Les investigations sur ces soupçons de biens mal acquis, confiées à l'Office central de répression de la grande délinquance financière, ont été lancées à la suite d'un article du site d'information Mediapart, en décembre 2023, qui faisait état de plus de 900.000 euros dépensés en vêtements de luxe par le président Mahamat Idriss Déby Itno, grâce à des versements reçus d'une société tchadienne, via une banque.
Pour Andréa Ngombe Malewa, fondateur du collectif Sassoufit, si les faits sont avérés, ils illustrent une pratique abusive et aussi une grande maladresse du nouveau président tchadien.
"Il a pêché par jeunesse dictatoriale en achetant des biens de luxe en France, là où ses confrères dans la dictature ont déjà déplacé leurs intérêts vers des endroits comme Dubaï, ou d'autres endroits en Asie, notamment Macao, Hong Kong ou encore la Chine continentale", insiste M. Ngombe.
Pour lui, "le président tchadien a des velléités d'aller vers Moscou et l'arme judiciaire est une manière de lui rappeler qu'il ne peut pas faire ce qu'il veut au Tchad."
Une situation qui a du mal à passer au Tchad
Max Kemkoye, président de l'UDP, l'Union des démocrates pour le développement et le progrès au Tchad, rappelle que cela fait plus de trois décennies que les abus de biens sociaux sont commis délibérément au Tchad, dans une totale impunité.

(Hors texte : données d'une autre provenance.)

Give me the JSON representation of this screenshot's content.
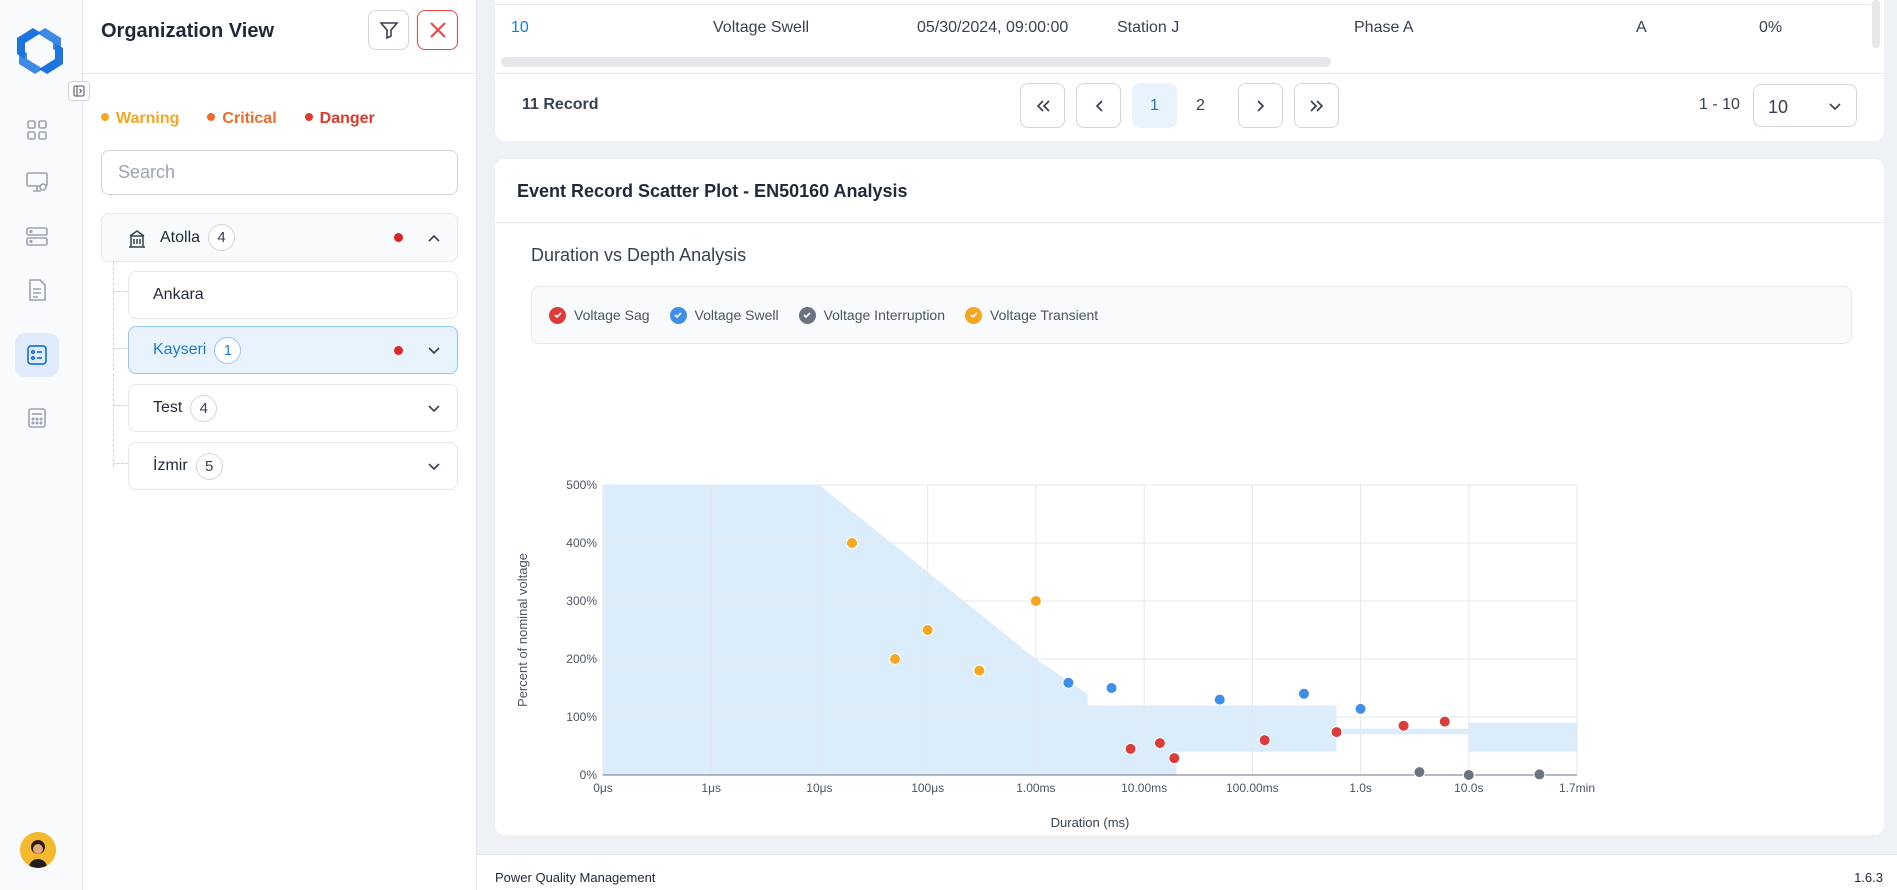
{
  "org": {
    "title": "Organization View",
    "legend": [
      {
        "label": "Warning",
        "color": "#f5a623"
      },
      {
        "label": "Critical",
        "color": "#f06a2d"
      },
      {
        "label": "Danger",
        "color": "#e0392b"
      }
    ],
    "search_placeholder": "Search",
    "root": {
      "label": "Atolla",
      "count": "4"
    },
    "children": [
      {
        "label": "Ankara",
        "count": ""
      },
      {
        "label": "Kayseri",
        "count": "1"
      },
      {
        "label": "Test",
        "count": "4"
      },
      {
        "label": "İzmir",
        "count": "5"
      }
    ]
  },
  "table": {
    "row": {
      "id": "10",
      "type": "Voltage Swell",
      "date": "05/30/2024, 09:00:00",
      "station": "Station J",
      "phase": "Phase A",
      "grade": "A",
      "percent": "0%"
    },
    "record_count": "11 Record",
    "pages": [
      "1",
      "2"
    ],
    "range": "1 - 10",
    "page_size": "10"
  },
  "chart_card": {
    "title": "Event Record Scatter Plot - EN50160 Analysis"
  },
  "chart_data": {
    "type": "scatter",
    "title": "Duration vs Depth Analysis",
    "xlabel": "Duration (ms)",
    "ylabel": "Percent of nominal voltage",
    "x_tick_labels": [
      "0μs",
      "1μs",
      "10μs",
      "100μs",
      "1.00ms",
      "10.00ms",
      "100.00ms",
      "1.0s",
      "10.0s",
      "1.7min"
    ],
    "x_tick_values_ms": [
      0.0001,
      0.001,
      0.01,
      0.1,
      1,
      10,
      100,
      1000,
      10000,
      100000
    ],
    "x_scale": "log",
    "y_tick_labels": [
      "0%",
      "100%",
      "200%",
      "300%",
      "400%",
      "500%"
    ],
    "ylim": [
      0,
      500
    ],
    "grid": true,
    "legend_position": "top",
    "series": [
      {
        "name": "Voltage Sag",
        "color": "#dc3b3b",
        "points": [
          [
            7.5,
            45
          ],
          [
            14,
            55
          ],
          [
            19,
            29
          ],
          [
            130,
            60
          ],
          [
            600,
            74
          ],
          [
            2500,
            85
          ],
          [
            6000,
            92
          ]
        ]
      },
      {
        "name": "Voltage Swell",
        "color": "#3f8fe8",
        "points": [
          [
            2,
            159
          ],
          [
            5,
            150
          ],
          [
            50,
            130
          ],
          [
            300,
            140
          ],
          [
            1000,
            114
          ]
        ]
      },
      {
        "name": "Voltage Interruption",
        "color": "#6b7280",
        "points": [
          [
            3500,
            5
          ],
          [
            10000,
            0
          ],
          [
            45000,
            1
          ]
        ]
      },
      {
        "name": "Voltage Transient",
        "color": "#f5a623",
        "points": [
          [
            0.02,
            400
          ],
          [
            0.05,
            200
          ],
          [
            0.1,
            250
          ],
          [
            0.3,
            180
          ],
          [
            1,
            300
          ]
        ]
      }
    ]
  },
  "footer": {
    "app": "Power Quality Management",
    "version": "1.6.3"
  }
}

"Pour un pays où 6,5 millions ou sept millions de personnes vivent dans l'extrême pauvreté, où des femmes donnent la vie en mourant, où des dizaines de jeunes diplômés finissent chaque année sans avoir accès à l'emploi, dépenser autant d'argent pour des costumes est bel et bien un crime et le délinquant doit être poursuivi et sévèrement puni", fustige-t-il.
Cette affaire rappelle des affaires similaires de "biens mal acquis" avec le président congolais Denis Sassou-Nguesso, le président gabonais Ali Bongo, ou encore son homologue équato-guinéen, Teodoro Obiang Nguema.
Faiblesse des systèmes judiciaires
Pour Jimmy Kande, président du réseau de lutte contre la corruption Unis, cette révélation à propos du Tchad démontre que le système judiciaire en Afrique est encore très faible.
Dans la plupart des cas, souligne M. Kande, "on se retrouve avec des questions de biens mal acquis qui sont traités à l'étranger parce que les organes ou les systèmes qui existent en Afrique sont eux aussi impliqués dans des affaires de corruption. Cela nous emmène également à nous poser des questions sur la qualité des systèmes judiciaires dans nos pays pour essayer d'endiguer cette situation parce que, dans ce cas, nous parlons de faits qui ont déjà été consommés, des vêtements qui auraient déjà été achetés, mais comment est-ce que nos instances nationales peuvent prévenir ce genre d'actions ? Cela passe aussi par la volonté politique".
Selon Mediapart, "les versements ont été opérés depuis une mystérieuse société baptisée MHK Full Business, enregistrée à N'Djamena, et disposant d'un compte au sein de la Banque commerciale du Chari (BCC), un des huit établissements bancaires agréés au Tchad".
L'enquête pourrait être élargie au patrimoine immobilier que détient la famille Déby et son entourage en France, précise la presse hexagonale.